Przeskocz do treści

Delta mi!

Patrz w niebo

Galaktyki spiralne

Tomasz Kwast

o artykule ...

  • Publikacja w Delcie: marzec 2006
  • Publikacja elektroniczna: 12-02-2011
obrazek

NASA, ESA, and the Hubble Heritage Team (STScI/AURA)

Galaktyka spiralna NGC 3982

NASA, ESA, and the Hubble Heritage Team (STScI/AURA)

Galaktyka spiralna NGC 3982

Ponad 50% galaktyk to galaktyki spiralne. W przypadkach, gdy struktura galaktyki jest niezakłócona, ramiona są dwa i w dobrym przybliżeniu mają kształt spirali logarytmicznej.

Od dawna wiadomo, że ramiona galaktyk to tzw. fale gęstościowe, czyli miejsca, gdzie gwiazdy (i materia międzygwiazdowa) są akurat upakowane gęściej niż między ramionami, przy czym gwiazdy w tych falach nieustannie się wymieniają. Wynika to z faktu, że materia tworząca ramiona (czyli gwiazdy i materia rozproszona) podlega grawitacji własnej, grawitacji centralnego zgęszczenia galaktyki, biorąc zarazem udział w rotacji galaktyki. Taki dość skomplikowany mechanizm tłumaczy zarówno kształt ramion, jak i to, że są one ostatecznie strukturami bardzo trwałymi – stąd tak duża ilość galaktyk spiralnych.

Gdy Teleskop Hubble’a zaczął dostarczać wysokiej jakości zdjęcia galaktyk spiralnych, okazało się, że u wielu takich galaktyk w centralnej części ( bulge) widać mnóstwo delikatnych spiralnych włókien gwiazd i materii międzygwiazdowej sięgających samego centrum galaktyki i gęsto wypełniających obszar całego „centralnego zgęszczenia”. Dla wyjaśnienia tych struktur wysunięto pomysł, że są to obrazy fal akustycznych. Modelowe obliczenia wykazały, że obiegające centrum galaktyki zgęszczenia gwiazd mogą rzeczywiście wywoływać zgęszczenia materii rozproszonej, wyciągające się w długie włókna zaginające się ku centrum.

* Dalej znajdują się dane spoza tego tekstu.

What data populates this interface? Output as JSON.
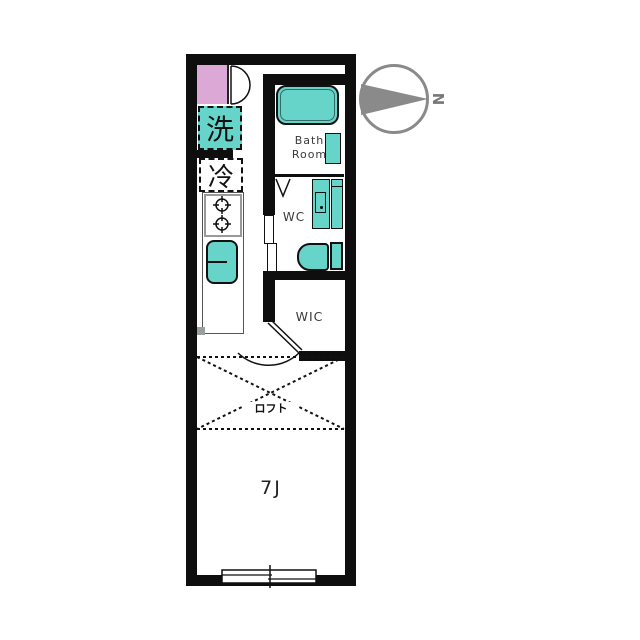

Zdaniem badaczy tego problemu rozwiązywałoby to jednocześnie zagadkę: czym żywi się czarna dziura w centrum aktywnej galaktyki? Dostarczanie jej materii z otoczenia łatwo jest sobie wyobrazić, gdy galaktyka jest zaburzona przez inną sąsiednią. Natomiast w galaktyce „normalnej” odpowiedzialne za to byłyby właśnie fale akustyczne, nieuchronnie generujące w różnych miejscach centralnego zgęszczenia fale uderzeniowe, a jako dalszy skutek – chaotyczne ruchy gazu, którego jakaś część musiałaby stale opadać na centralną czarną dziurę.